Accompanied by his Chaplain the Revd Canon Sally Theakston, they began their visit in Umeå where they met employees in Ålidhem Church and Hospital Church. In Lövånger, they learned about the parish’s integration work. Bishop Graham explained that this is not the first time he had visited Sweden. As a young scout, he participated in a camp in southern Sweden, but this was his first time in Luleå diocese, a visit that has been long awaited, but postponed due to Covid.

“Day two of Bishop Graham’s tour of the diocese has included a meeting with the diocesan board and the cathedral in Luleå in connection with the archbishop’s election. Several of us have been to Norwich and were able to reconnect with good memories. Both they and we work purposefully with sustainability and climate, so that became the theme of the afternoon’s conversation at the diocese office,” said Bishop Asa, the Bishop of Luleå.

That evening saw them all at Luleå Domkyrka Cathedral where “We marked 20 years of the link between our dioceses and look forward to our continued partnership in the Gospel”, said Bishop Graham.

Thursday was a “day hearing Sámi people speaking about their culture, history of exclusion of their languages & educational conformity, and last year’s apology from Church of Sweden,” recounts Bishop Graham. “One said, ‘I refuse to carry bitterness as that would be too heavy for me; I want to be recognised and be a part.’” Despite having Christian traditions woven into their nomadic lifestyle of following reindeer, Sámi culture was looked down upon. Now the Sámi people are valued, their language is included in liturgy and their habit of blessing and thanksgiving in all kinds of situations is encouraged.

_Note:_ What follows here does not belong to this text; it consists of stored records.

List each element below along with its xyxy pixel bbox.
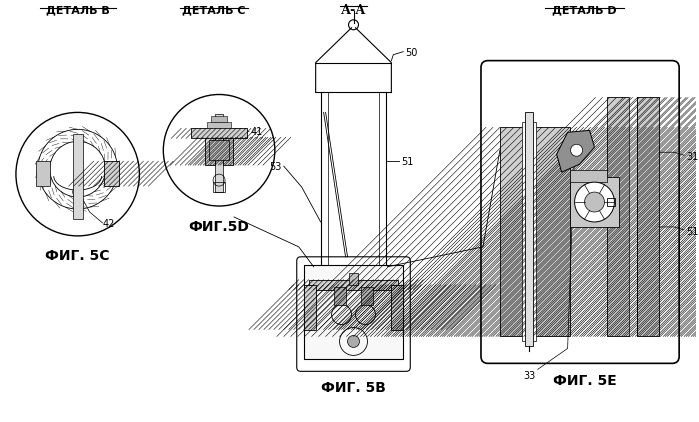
Bar bbox=[391, 285, 403, 330]
Circle shape bbox=[347, 335, 359, 347]
Bar bbox=[192, 128, 247, 138]
Text: ДЕТАЛЬ D: ДЕТАЛЬ D bbox=[552, 5, 617, 15]
Bar bbox=[213, 182, 225, 192]
Bar bbox=[570, 170, 607, 182]
Bar bbox=[211, 116, 227, 122]
Text: 41: 41 bbox=[251, 127, 264, 137]
Bar bbox=[36, 161, 50, 186]
Bar bbox=[209, 140, 229, 160]
Text: ФИГ. 5С: ФИГ. 5С bbox=[45, 249, 110, 263]
Text: 42: 42 bbox=[103, 219, 115, 229]
Bar bbox=[223, 137, 233, 165]
FancyBboxPatch shape bbox=[297, 257, 410, 371]
Bar bbox=[304, 265, 403, 360]
Bar bbox=[309, 280, 398, 289]
Bar bbox=[570, 177, 619, 227]
Bar bbox=[349, 273, 359, 285]
Bar bbox=[607, 198, 615, 206]
Bar bbox=[304, 285, 316, 330]
Text: 50: 50 bbox=[405, 48, 418, 58]
Text: ДЕТАЛЬ С: ДЕТАЛЬ С bbox=[182, 5, 246, 15]
Bar bbox=[607, 97, 629, 336]
Text: 33: 33 bbox=[524, 371, 536, 381]
Text: А-А: А-А bbox=[341, 4, 366, 17]
Text: 51: 51 bbox=[401, 157, 414, 167]
Bar bbox=[361, 287, 373, 305]
Text: 31: 31 bbox=[686, 152, 698, 162]
Bar bbox=[215, 114, 223, 192]
Circle shape bbox=[570, 144, 582, 156]
Text: ФИГ.5D: ФИГ.5D bbox=[189, 220, 250, 234]
Text: 51: 51 bbox=[686, 227, 698, 237]
Text: 53: 53 bbox=[269, 162, 282, 172]
Bar bbox=[522, 122, 535, 341]
Bar bbox=[629, 97, 637, 336]
Text: ФИГ. 5Е: ФИГ. 5Е bbox=[553, 374, 617, 388]
Circle shape bbox=[584, 192, 605, 212]
Polygon shape bbox=[556, 130, 595, 172]
Circle shape bbox=[575, 182, 614, 222]
Bar bbox=[333, 287, 345, 305]
Bar bbox=[207, 122, 231, 128]
Bar bbox=[500, 127, 570, 336]
Text: ДЕТАЛЬ В: ДЕТАЛЬ В bbox=[46, 5, 110, 15]
Bar bbox=[73, 134, 82, 219]
Bar bbox=[637, 97, 659, 336]
Text: ФИГ. 5В: ФИГ. 5В bbox=[321, 381, 386, 395]
Bar bbox=[525, 112, 533, 346]
Bar bbox=[205, 137, 215, 165]
Bar bbox=[103, 161, 120, 186]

The day ended with a guided tour in the midnight sun by Commissioner Lars Jarlemyr. “In the company of the Midnight Sun our Swedish hosts have trekked with us in the Arctic tundra, bringing wood and fire, as well as dried reindeer meat. I bring Compline to pray at this thin place.”

Following a short night’s sleep, bright sunshine and the Kiruna pastorate’s church council chairman Lennart Lantto met the company on Friday morning. “An interesting morning in Kiruna, which is dominated by its iron ore mine. A third of the town is moving 4km from its current position due to the mining operations. This includes transporting the church and other historic buildings on lorries down the road to the new town being built.”

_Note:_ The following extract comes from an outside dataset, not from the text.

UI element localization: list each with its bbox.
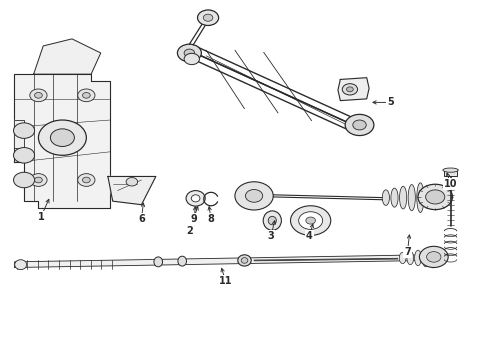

The afternoon offered church visits for the guests, both in Kiruna and Jukkasjärvi churches and in the evening saw them boarding the night sleeper train for a 14-and-a-half-hour journey back to Stockholm for their onward passage back home to Norwich.

Bishop Graham summed-up: “It was a wonderful opportunity to see the work of our Lutheran companions in the Gospel and experience the sunning landscapes of the Artic tundra.”